IGF-I SDS was increased to a greater extent in patients with longer duration of GH treatment overall, although this was associated more with female and CO patients reflecting their higher GH doses. Decreasing IGF-I with ageing has been shown in some studies to be associated with increased atherosclerosis and cardiovascular disease events [24,25,26], and it was reported that this was related to components of the metabolic syndrome [26]. An increase in BMI in the patients with the longest duration of treatment was observed, with a significant difference between duration groups. This was seen for patients overall, but was particularly apparent in patients with CO GH deficiency. While BMI generally tends to increase with age in the general population [27,28,29], no significant effect of age at last visit or interaction with duration of treatment was found; however, adult GH-deficient patients have a higher BMI at a younger age with no change with increasing age [29] and when treated with GH, an increased BMI was only seen after 7 years or more [9].

Significant decreases in total and LDL-cholesterol concentrations occurred in the group of patients with the longest duration of GH treatment; this may indicate persistent effects of GH treatment on these parameters. The 95% CI values for decreases in both total cholesterol and LDL-cholesterol excluded 0 in the group with the longest duration of GH treatment for patients overall, AO patients and male patients. GH treatment of adult patients has been shown in several studies to decrease total and LDL-cholesterol levels [1, 4, 8, 21]. In contrast to total and LDL-cholesterol, triglyceride concentrations appeared to increase in patients with longest duration of GH treatment; however, this was primarily due to an increase in the patients with CO GH deficiency. The results for triglycerides were in accordance with studies that generally show no effect of GH treatment on triglyceride concentrations [8, 10] and may simply reflect an increase with ageing.

Despite the decreased total and LDL-cholesterol concentrations in the group of patients with longest duration of GH therapy, the Framingham cardiovascular risk index increased in these patients as expected due to the progressive ageing of patients. The significant difference between GH treatment duration groups was seen overall, in patients with AO GH deficiency and in male patients. However, the increase in the Framingham cardiovascular risk index may be the result of the increased age of patients in the longest duration group.

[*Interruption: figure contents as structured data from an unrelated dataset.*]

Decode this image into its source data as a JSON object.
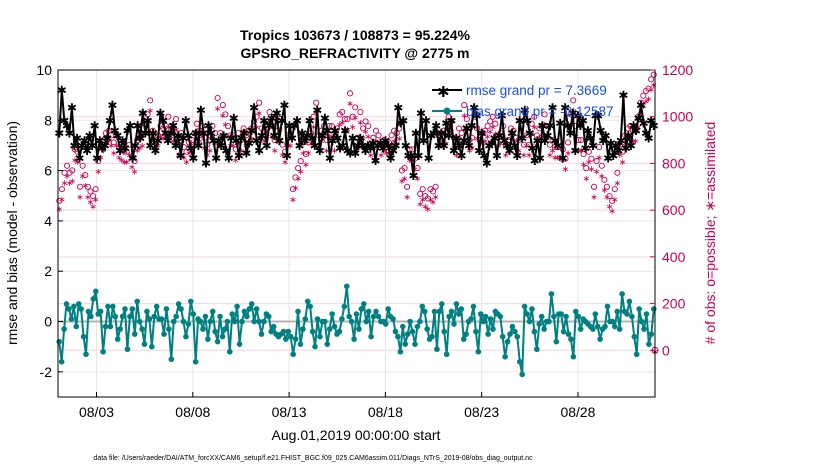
{
  "chart_data": {
    "type": "line",
    "title": "Tropics 103673 / 108873 = 95.224%",
    "subtitle": "GPSRO_REFRACTIVITY @ 2775 m",
    "xlabel": "Aug.01,2019 00:00:00 start",
    "ylabel": "rmse and bias (model - observation)",
    "ylabel_right": "# of obs: o=possible; ∗=assimilated",
    "footnote": "data file: /Users/raeder/DAI/ATM_forcXX/CAM6_setup/f.e21.FHIST_BGC.f09_025.CAM6assim.011/Diags_NTrS_2019-08/obs_diag_output.nc",
    "x_tick_labels": [
      "08/03",
      "08/08",
      "08/13",
      "08/18",
      "08/23",
      "08/28"
    ],
    "x_tick_days": [
      3,
      8,
      13,
      18,
      23,
      28
    ],
    "xlim_days": [
      1,
      32
    ],
    "ylim": [
      -3,
      10
    ],
    "y_ticks": [
      "-2",
      "0",
      "2",
      "4",
      "6",
      "8",
      "10"
    ],
    "ylim_right": [
      -200,
      1200
    ],
    "y_ticks_right": [
      "0",
      "200",
      "400",
      "600",
      "800",
      "1000",
      "1200"
    ],
    "grid": true,
    "legend_position": "top-right",
    "colors": {
      "rmse": "#000000",
      "bias": "#008080",
      "obs": "#cc0055",
      "zero_line": "#b4b4b4",
      "legend_text": "#1a4ee8"
    },
    "series": [
      {
        "name": "rmse grand pr = 7.3669",
        "axis": "left",
        "marker": "asterisk",
        "color": "#000000",
        "values": [
          7.5,
          9.2,
          8.0,
          7.8,
          7.5,
          8.5,
          7.0,
          7.3,
          6.5,
          7.0,
          7.2,
          6.8,
          7.4,
          7.0,
          7.8,
          6.5,
          7.2,
          6.9,
          7.0,
          7.3,
          8.0,
          8.6,
          7.6,
          7.4,
          6.8,
          7.2,
          6.9,
          7.6,
          7.8,
          6.5,
          7.0,
          7.8,
          7.3,
          8.3,
          7.5,
          8.0,
          7.0,
          7.5,
          6.8,
          7.2,
          8.3,
          8.0,
          7.5,
          7.2,
          7.5,
          7.8,
          7.0,
          7.4,
          6.6,
          7.3,
          8.0,
          7.4,
          6.9,
          6.5,
          7.5,
          7.0,
          8.4,
          7.5,
          6.3,
          7.8,
          7.5,
          7.2,
          6.5,
          7.2,
          7.0,
          7.4,
          6.8,
          6.5,
          7.3,
          8.1,
          7.2,
          6.6,
          7.3,
          7.5,
          6.7,
          7.1,
          7.6,
          8.5,
          7.2,
          6.8,
          7.4,
          8.0,
          7.0,
          7.8,
          8.1,
          7.4,
          8.3,
          7.2,
          8.0,
          8.6,
          6.6,
          7.8,
          7.3,
          7.8,
          8.0,
          7.0,
          7.5,
          7.2,
          7.4,
          8.0,
          7.3,
          7.0,
          8.4,
          6.8,
          7.4,
          8.1,
          7.6,
          6.5,
          7.2,
          7.6,
          7.3,
          6.9,
          7.0,
          7.6,
          6.8,
          6.7,
          7.3,
          6.7,
          7.0,
          7.3,
          7.0,
          6.8,
          7.0,
          6.9,
          7.1,
          6.4,
          7.0,
          7.1,
          6.9,
          7.2,
          7.0,
          6.5,
          6.8,
          7.0,
          8.5,
          7.9,
          8.0,
          7.0,
          6.6,
          6.6,
          5.8,
          7.5,
          6.6,
          8.3,
          7.2,
          8.0,
          6.5,
          7.4,
          7.5,
          7.8,
          7.0,
          7.5,
          7.0,
          7.9,
          7.4,
          8.0,
          6.8,
          7.3,
          7.0,
          6.6,
          7.2,
          7.7,
          7.0,
          7.8,
          8.5,
          8.2,
          6.8,
          7.5,
          6.6,
          6.3,
          7.0,
          7.1,
          7.3,
          6.6,
          7.4,
          8.2,
          7.2,
          7.0,
          6.8,
          7.5,
          7.0,
          6.6,
          8.0,
          7.3,
          8.4,
          8.0,
          7.5,
          6.9,
          6.4,
          7.2,
          6.5,
          7.8,
          7.2,
          7.4,
          7.8,
          8.5,
          7.2,
          7.0,
          7.9,
          6.5,
          8.5,
          7.8,
          7.5,
          8.3,
          6.8,
          8.2,
          7.8,
          8.0,
          6.9,
          7.6,
          7.3,
          7.0,
          8.2,
          8.2,
          7.6,
          7.2,
          7.4,
          6.5,
          7.1,
          6.6,
          7.0,
          6.8,
          7.2,
          9.0,
          6.9,
          7.4,
          7.0,
          7.8,
          7.6,
          8.1,
          8.6,
          7.9,
          7.5,
          7.3,
          8.0,
          7.8
        ]
      },
      {
        "name": "bias grand pr = -0.12587",
        "axis": "left",
        "marker": "dot",
        "color": "#008080",
        "values": [
          -0.8,
          -1.6,
          -0.3,
          0.7,
          0.5,
          0.1,
          0.6,
          -0.2,
          0.7,
          0.5,
          -0.6,
          -1.3,
          0.4,
          0.2,
          0.9,
          1.2,
          0.3,
          0.4,
          -1.2,
          -0.2,
          0.6,
          -0.2,
          0.6,
          0.2,
          -0.7,
          -0.3,
          0.2,
          0.5,
          -1.1,
          0.2,
          0.5,
          -0.5,
          0.8,
          0.0,
          -0.3,
          -0.9,
          0.4,
          0.1,
          -1.0,
          0.2,
          0.6,
          0.1,
          0.1,
          -0.5,
          0.5,
          -0.3,
          -1.5,
          0.0,
          0.2,
          0.7,
          0.5,
          0.0,
          -0.6,
          -0.1,
          0.8,
          0.3,
          -1.6,
          0.1,
          0.0,
          -0.3,
          0.2,
          -0.7,
          0.0,
          0.4,
          -0.4,
          -0.8,
          0.2,
          -0.6,
          -0.3,
          0.0,
          -1.2,
          0.3,
          0.0,
          0.6,
          -0.9,
          0.0,
          0.4,
          0.2,
          0.5,
          0.7,
          0.0,
          0.5,
          0.0,
          -0.5,
          0.0,
          0.3,
          0.2,
          -0.4,
          -0.2,
          -0.5,
          -0.6,
          -0.5,
          -0.4,
          -0.7,
          -0.4,
          -0.6,
          -1.3,
          -0.7,
          0.4,
          -0.9,
          -0.3,
          0.1,
          0.8,
          0.6,
          -0.4,
          -1.0,
          0.1,
          -0.6,
          0.0,
          0.0,
          -0.9,
          -0.3,
          0.3,
          -0.2,
          -0.5,
          -0.4,
          0.1,
          0.6,
          1.4,
          0.2,
          0.0,
          -0.7,
          0.3,
          -0.3,
          0.5,
          0.7,
          0.0,
          0.4,
          -0.6,
          0.2,
          0.4,
          0.2,
          0.0,
          0.0,
          -0.1,
          0.5,
          0.2,
          0.1,
          -0.4,
          -0.6,
          -1.2,
          -0.2,
          -0.9,
          -0.5,
          0.0,
          -0.4,
          -0.9,
          -0.2,
          0.0,
          0.6,
          0.4,
          -0.3,
          -0.7,
          -0.6,
          0.4,
          -1.1,
          0.4,
          0.7,
          -0.4,
          -1.3,
          0.2,
          0.4,
          -0.1,
          0.7,
          0.3,
          0.5,
          -0.7,
          -0.5,
          0.0,
          0.1,
          0.6,
          -0.4,
          -1.2,
          0.3,
          0.0,
          0.2,
          -0.5,
          0.1,
          -0.3,
          0.4,
          0.3,
          0.2,
          -0.6,
          -1.4,
          -0.8,
          -0.5,
          -0.2,
          -0.4,
          -0.6,
          -1.6,
          -2.1,
          0.6,
          0.3,
          0.0,
          0.5,
          -0.4,
          -1.1,
          -0.1,
          0.2,
          -0.3,
          0.0,
          0.0,
          1.1,
          0.2,
          -0.8,
          0.3,
          0.3,
          -0.4,
          0.2,
          -0.5,
          -0.7,
          -1.4,
          0.4,
          0.2,
          -0.3,
          0.1,
          0.0,
          -0.1,
          -0.2,
          -0.3,
          0.3,
          -0.2,
          -0.7,
          -0.3,
          -0.2,
          0.6,
          0.0,
          0.0,
          -0.2,
          0.4,
          -0.3,
          1.1,
          0.4,
          0.3,
          0.8,
          0.2,
          -0.6,
          -1.3,
          0.5,
          0.0,
          -0.3,
          0.3,
          -0.9,
          -0.5,
          0.5
        ]
      },
      {
        "name": "possible",
        "axis": "right",
        "marker": "circle",
        "color": "#cc0055",
        "values": [
          640,
          690,
          760,
          790,
          760,
          770,
          860,
          850,
          700,
          790,
          750,
          700,
          680,
          660,
          690,
          810,
          870,
          900,
          930,
          940,
          920,
          890,
          920,
          870,
          860,
          850,
          850,
          880,
          830,
          810,
          900,
          910,
          920,
          970,
          1010,
          1070,
          940,
          920,
          920,
          960,
          950,
          960,
          1000,
          960,
          940,
          990,
          880,
          930,
          870,
          850,
          890,
          900,
          930,
          970,
          940,
          960,
          910,
          880,
          900,
          960,
          930,
          1080,
          930,
          1050,
          1010,
          960,
          920,
          920,
          860,
          930,
          900,
          950,
          920,
          940,
          950,
          980,
          1000,
          1060,
          950,
          940,
          980,
          1020,
          960,
          900,
          940,
          990,
          880,
          850,
          920,
          920,
          690,
          740,
          780,
          810,
          890,
          840,
          890,
          930,
          1000,
          1060,
          920,
          940,
          960,
          900,
          960,
          960,
          900,
          950,
          1010,
          1020,
          990,
          990,
          1100,
          1000,
          1040,
          910,
          1020,
          950,
          980,
          960,
          880,
          910,
          940,
          920,
          880,
          900,
          890,
          890,
          920,
          940,
          930,
          950,
          770,
          780,
          700,
          860,
          860,
          820,
          780,
          670,
          690,
          660,
          650,
          690,
          680,
          700,
          920,
          930,
          940,
          930,
          1000,
          980,
          910,
          880,
          950,
          930,
          1050,
          990,
          900,
          910,
          1000,
          950,
          900,
          930,
          940,
          960,
          980,
          1000,
          970,
          920,
          930,
          960,
          880,
          900,
          950,
          940,
          910,
          900,
          960,
          880,
          920,
          880,
          970,
          1000,
          920,
          950,
          960,
          1010,
          960,
          880,
          900,
          870,
          870,
          870,
          860,
          820,
          890,
          1010,
          1070,
          960,
          900,
          900,
          840,
          780,
          850,
          820,
          700,
          810,
          870,
          790,
          730,
          700,
          660,
          640,
          690,
          760,
          880,
          850,
          920,
          950,
          960,
          940,
          940,
          1000,
          1060,
          1090,
          1110,
          1120,
          1160,
          1180
        ]
      },
      {
        "name": "assimilated",
        "axis": "right",
        "marker": "asterisk",
        "color": "#cc0055",
        "values": [
          610,
          650,
          720,
          750,
          720,
          730,
          820,
          810,
          660,
          750,
          710,
          660,
          640,
          620,
          650,
          770,
          830,
          860,
          890,
          900,
          880,
          850,
          880,
          830,
          820,
          810,
          810,
          840,
          790,
          770,
          860,
          870,
          880,
          930,
          970,
          1030,
          900,
          880,
          880,
          920,
          910,
          920,
          960,
          920,
          900,
          950,
          840,
          890,
          830,
          810,
          850,
          860,
          890,
          930,
          900,
          920,
          870,
          840,
          860,
          920,
          890,
          1040,
          890,
          1010,
          970,
          920,
          880,
          880,
          820,
          890,
          860,
          910,
          880,
          900,
          910,
          940,
          960,
          1020,
          910,
          900,
          940,
          980,
          920,
          860,
          900,
          950,
          840,
          810,
          880,
          880,
          650,
          700,
          740,
          770,
          850,
          800,
          850,
          890,
          960,
          1020,
          880,
          900,
          920,
          860,
          920,
          920,
          860,
          910,
          970,
          980,
          950,
          950,
          1060,
          960,
          1000,
          870,
          980,
          910,
          940,
          920,
          840,
          870,
          900,
          880,
          840,
          860,
          850,
          850,
          880,
          900,
          890,
          910,
          730,
          740,
          660,
          820,
          820,
          780,
          740,
          630,
          650,
          620,
          610,
          650,
          640,
          660,
          880,
          890,
          900,
          890,
          960,
          940,
          870,
          840,
          910,
          890,
          1010,
          950,
          860,
          870,
          960,
          910,
          860,
          890,
          900,
          920,
          940,
          960,
          930,
          880,
          890,
          920,
          840,
          860,
          910,
          900,
          870,
          860,
          920,
          840,
          880,
          840,
          930,
          960,
          880,
          910,
          920,
          970,
          920,
          840,
          860,
          830,
          830,
          830,
          820,
          780,
          850,
          970,
          1030,
          920,
          860,
          860,
          800,
          740,
          810,
          780,
          660,
          770,
          830,
          750,
          690,
          660,
          620,
          600,
          650,
          720,
          840,
          810,
          880,
          910,
          920,
          900,
          900,
          960,
          1020,
          1050,
          1070,
          1080,
          1120,
          1140
        ]
      }
    ]
  }
}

Total cholesterol was significantly decreased and HDL-cholesterol was not significantly changed, while LDL-cholesterol was significantly increased but not included in Framingham score calculation. Additionally, systolic blood pressure was not analysed but considered unlikely to change, and the proportion of smokers was similar during the study. Therefore, it is clear that patients’ age at last visit is likely to have had a major impact on Framingham cardiovascular risk without having a significant effect overall. This would suggest that GH, at the dose used, could not control all the factors involved in cardiovascular risk and highlights the importance of continued observation of all factors associated with cardiovascular risk during long-term GH replacement in adult patients.

The strength of this study lies in providing data on GH therapy according to duration of follow-up that has been obtained from daily clinical practice.

In conclusion, in a real-life setting such as the Italian HypoCCS study, increased IGF-I SDS, decreased LDL-cholesterol, more robust diagnostic tests and more severe causes of hypopituitarism (i.e. craniopharyngioma) are associated with a longer term duration of GH therapy. Thus, the presence of such surrogate markers that help to give confidence in a diagnosis of GH deficiency predicts a longer duration of treatment.